The first time he sees her after is Boxing Day, when he and Freddy and his mum go to the Latimers' to celebrate Christmas. She doesn't look at him the whole time.
He sees her infrequently after that. New Year's. Easter. A bit over the summer. And then the cycle repeats. And then he's eighteen and going to Uni in London and he sees her walking down the street one night and she is beautiful but sad but still beautiful as she walks into a club with a few mates. So he calls up his roommate and tells him he's ready to finally start partying.
She's still there by the time Jack shows up with some blokes, and he thinks he has to be so, so lucky to spot her as soon as he walks in. She's on the dance floor all by her lonesome, and he wants to be beneath her again. Or on top of her. Or beside her in bed running his fingers along her cold spine. He just wants to touch her bare skin again and again and again and he thinks maybe if he never got to touch it that first time two years ago, he wouldn't be craving it like this. So hungrily. He's fucked since, not a lieu of girls or anything, but some. He thinks that no matter how many girls he gets to touch, to be inside of, he'll never be satisfied because they aren't her. Their eyes are never the right shade, and if they are, they look at him instead of through him. They don't make him think about bodies wrapped in plastic to be found by unsuspecting beachgoers. They don't make him think about his father and his broken mother and his confused little brother who doesn't remember the world before Joe Miller was a killer let free and their mother was an unstoppable force, doesn't remember Danny. They don't make him think about Danny. They don't make him think at all.
It takes a lot of liquid courage for him to dance anywhere near her. Even more for him to grab her by the waist and pull her so close that their chests are touching, that she has to look him in the eye and know who he is. And when she figures it out through whatever drug-induced haze she's currently under, she takes his face between her palms and stands on her tiptoes to smash their lips together. Jack comes to tell him everyone is going back to the dorms, but he's waited two bloody years for this to happen again. He is not leaving now.
He thinks at one point she's going to try and get him off right there in front of everybody, rubbing her palm on the front of his trousers to create friction, but this isn't enough for him anymore, not even when it's her. So she pulls him by the belt to the bathrooms, and he fucks her so hard against the wall, she's got bruises in the morning. And he's not the little virgin boy-next-door he was last time. No, this time she comes twice before he lets go. He owed her one.
.
She takes him home. She takes him up to the flat she shares with four other girls and two blokes, and pushes him down onto her bed. He thinks she's going to climb on top of him and ride him hard into the mattress, give him another taste of the memory of his first time, but she doesn't. She pulls off her clothes, begins the walk to her bathroom, her spine screaming out for him to touch.
"Flat's empty," she says softly. "You coming, or what?"
She thinks he's going to try to fuck her in the shower. Maybe take her from behind this time, fog up the place even more, but he doesn't.

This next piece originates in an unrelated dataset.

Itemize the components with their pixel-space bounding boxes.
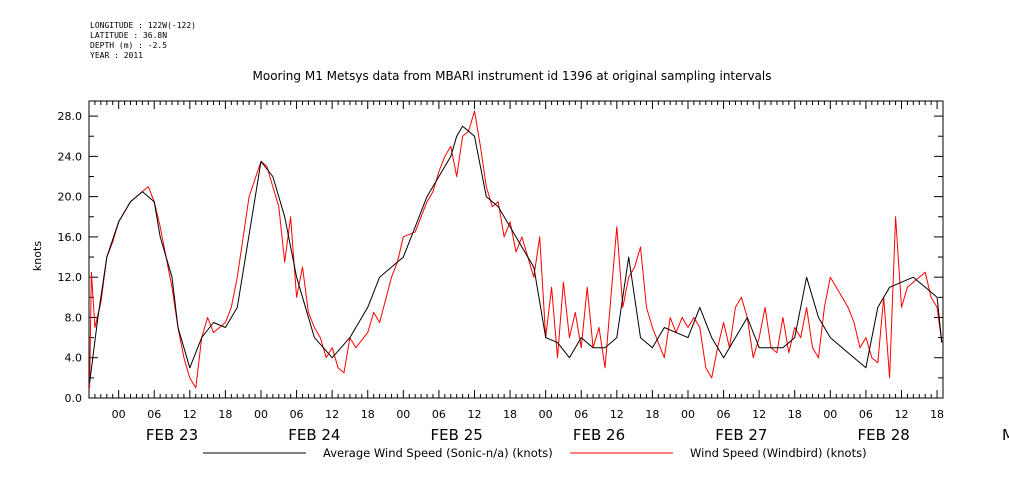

Instead, they both just wash up, him spending an enormous amount of time tracing her spine with his forefinger.
.
In the morning, she kisses him tenderly, with a sad look in her eyes that he doesn't want to understand.
"this isn't healthy," he says before she can.
"this isn't right," he says before she can.
Because she makes him think about bodies wrapped in plastic to be found by unsuspecting beachgoers. Because at one point, when he was thirteen and lost, she kissed him on the forehead like the little brother she dreamed of still having. He leaves. And then he sees her infrequently after that. New Year's. Easter. A bit over the summer. And then the cycle repeats.
.
He's old and jaded and married and she's old and jaded and married but not to one another. He looks into the eyes of a woman who can make him forget, if even just for a second, that his father is a killer. And it's enough.